In such a manufacturing device, the mold 17 is
The molten resin is continuously pushed out through the first molten resin passage 13a and the second molten resin passage 13b of the molten resin extrusion section 11 while traveling at a predetermined speed in the direction of arrow X in the figure, and at the same time, from the first supply path 14a to the concave portion Supply air into 12.

In this way, the molten resin extruded into a cylindrical shape from the first molten resin passage 13a is pressed against the molding surface A by the differential pressure between the inside and outside that is generated due to air being supplied to the recessed part 12. Molten resin outer layer
On the other hand, the molten resin extruded from the second molten resin passage _{13b adheres to the inner surface of the already formed molten resin outer layer P 1 due} to the suction effect caused by exhausting from the exhaust passage 14c. and heat fusion to form a molten resin inner layer _P2 .

The inner and outer molten resin layers P ₁ and P ₂ heat-sealed as described above are then sent to the cooling cylinder 15 side as the mold 17 moves, where they are cooled and hardened.

The synthetic resin molded article P thus obtained is shown in FIG. As shown in the figure, this synthetic resin molded product P has a cylindrical inner wall 2 with annular peaks 3a and troughs 3.
The troughs 3b1 are heat-sealed to the inner surface of the outer wall 3, which is alternately provided with troughs 3b, and the troughs _3b1 at predetermined locations are wider than the troughs 3b at other locations. In such a synthetic resin molded product P, the wide valley portion _3b1 is cut at its center along the cutting line E--I. As shown in FIG. 3, one cut end 6 has a diameter that allows the other cut end 7 to fit externally, that is, the inner diameter of one cut end 6 is equal to the outer diameter of the other cut end 7. The diameter is enlarged to be the same or slightly larger.
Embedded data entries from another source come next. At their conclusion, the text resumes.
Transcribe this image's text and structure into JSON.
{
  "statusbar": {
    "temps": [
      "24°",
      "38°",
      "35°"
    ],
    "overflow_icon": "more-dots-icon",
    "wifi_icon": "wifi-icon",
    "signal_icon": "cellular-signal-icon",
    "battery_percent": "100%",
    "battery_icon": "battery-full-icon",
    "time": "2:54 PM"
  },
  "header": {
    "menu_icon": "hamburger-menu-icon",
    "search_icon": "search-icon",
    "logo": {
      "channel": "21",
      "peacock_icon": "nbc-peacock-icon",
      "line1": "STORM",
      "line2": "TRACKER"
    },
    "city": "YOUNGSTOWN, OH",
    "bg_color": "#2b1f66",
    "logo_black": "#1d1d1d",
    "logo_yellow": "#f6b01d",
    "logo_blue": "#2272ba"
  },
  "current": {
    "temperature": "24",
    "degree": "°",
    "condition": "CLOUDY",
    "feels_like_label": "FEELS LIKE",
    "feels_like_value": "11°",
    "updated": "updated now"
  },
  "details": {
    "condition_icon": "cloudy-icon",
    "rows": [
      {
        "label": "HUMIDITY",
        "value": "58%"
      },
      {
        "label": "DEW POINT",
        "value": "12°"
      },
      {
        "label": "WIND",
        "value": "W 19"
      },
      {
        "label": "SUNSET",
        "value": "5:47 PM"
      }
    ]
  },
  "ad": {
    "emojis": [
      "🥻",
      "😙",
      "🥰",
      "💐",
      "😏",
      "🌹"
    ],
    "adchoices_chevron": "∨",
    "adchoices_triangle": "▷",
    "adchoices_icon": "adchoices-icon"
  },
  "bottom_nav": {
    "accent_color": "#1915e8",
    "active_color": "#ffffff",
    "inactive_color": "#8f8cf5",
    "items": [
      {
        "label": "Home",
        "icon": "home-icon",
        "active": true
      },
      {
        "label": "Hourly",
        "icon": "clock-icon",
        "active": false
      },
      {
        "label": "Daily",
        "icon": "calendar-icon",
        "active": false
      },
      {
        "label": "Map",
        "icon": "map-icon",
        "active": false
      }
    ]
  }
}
Note that the diameter of one cut end 6 is expanded by heating the end 6 to a softening temperature while cutting a core material (not shown) of a required diameter.
This is easily done by pressing the .

The double-walled pipe 1 manufactured in this way has a cut end 6 with an enlarged diameter and a cut end 7 with an enlarged diameter at both ends, the former being the socket 5 and the latter being the insertion end. Functions as mouth 4. Therefore, such a double-walled pipe 1 is connected by inserting the socket 4 of another double-walled pipe 1 into its socket 5, as shown in FIG. Two double-walled pipes 1, 1 connected in this way
The inner walls 2, 2 are connected to each other at the connecting portion, and a smooth passage such as a water passage is formed also at the connecting portion.

According to the method described above, a large number of double-walled pipes can be manufactured from one long synthetic resin molded product having a plurality of wide valleys.
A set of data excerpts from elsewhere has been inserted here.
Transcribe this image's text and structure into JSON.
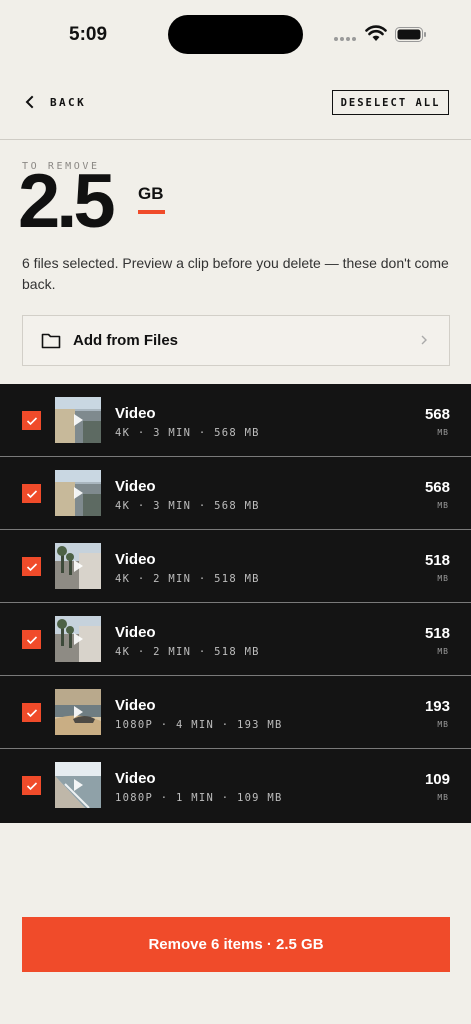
{
  "status_bar": {
    "time": "5:09"
  },
  "nav": {
    "back_label": "BACK",
    "deselect_label": "DESELECT ALL"
  },
  "summary": {
    "label": "TO REMOVE",
    "amount": "2.5",
    "unit": "GB",
    "description": "6 files selected. Preview a clip before you delete — these don't come back."
  },
  "add_files": {
    "label": "Add from Files"
  },
  "files": [
    {
      "title": "Video",
      "meta": "4K · 3 MIN · 568 MB",
      "size": "568",
      "unit": "MB",
      "checked": true
    },
    {
      "title": "Video",
      "meta": "4K · 3 MIN · 568 MB",
      "size": "568",
      "unit": "MB",
      "checked": true
    },
    {
      "title": "Video",
      "meta": "4K · 2 MIN · 518 MB",
      "size": "518",
      "unit": "MB",
      "checked": true
    },
    {
      "title": "Video",
      "meta": "4K · 2 MIN · 518 MB",
      "size": "518",
      "unit": "MB",
      "checked": true
    },
    {
      "title": "Video",
      "meta": "1080P · 4 MIN · 193 MB",
      "size": "193",
      "unit": "MB",
      "checked": true
    },
    {
      "title": "Video",
      "meta": "1080P · 1 MIN · 109 MB",
      "size": "109",
      "unit": "MB",
      "checked": true
    }
  ],
  "remove_button": {
    "label": "Remove 6 items · 2.5 GB"
  },
  "colors": {
    "accent": "#f04b2a",
    "background": "#f1efe9",
    "list_bg": "#141414"
  }
}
[Brief explanation of drawings]

Fig. 1 is a longitudinal cross-sectional view of a synthetic resin molded product manufacturing apparatus, Fig. 2 is a longitudinal cross-sectional view showing a part of a synthetic resin molded product that has been continuously extruded, and Fig. 3 is a longitudinal cross-sectional view of a synthetic resin molded product manufactured by the method of the present invention. Partially cutaway side view showing a double-walled pipe,
Fig. 4 is a vertical cross-sectional view showing the above-mentioned double-walled pipe in a connected state, Fig. 5 is a vertical cross-sectional view with a part of the double-walled pipe that is the basis of the present invention cut away, and Fig. 6 is the same two-walled pipe. FIG. 3 is a longitudinal cross-sectional view showing a state in which heavy-walled pipes are connected. 1...Double wall pipe, 2...Inner wall, 3...Outer wall, 3
a... Peak, 3b... Valley, 3b ₁ ... Wide valley, 4... Socket, 5... Socket, 6, 7... Cut end.

Claims (1)

[Claims] 1 A synthetic resin in which a cylindrical inner wall is heat-sealed to the inner surface of an outer wall that alternately has annular peaks and valleys, and the valleys at predetermined locations are wider than the valleys at other locations. A double-walled pipe characterized in that the molded product is cut at the middle part of the wide trough, and one cut end of the trough is expanded to a diameter that allows external fitting to the other cut end. manufacturing method.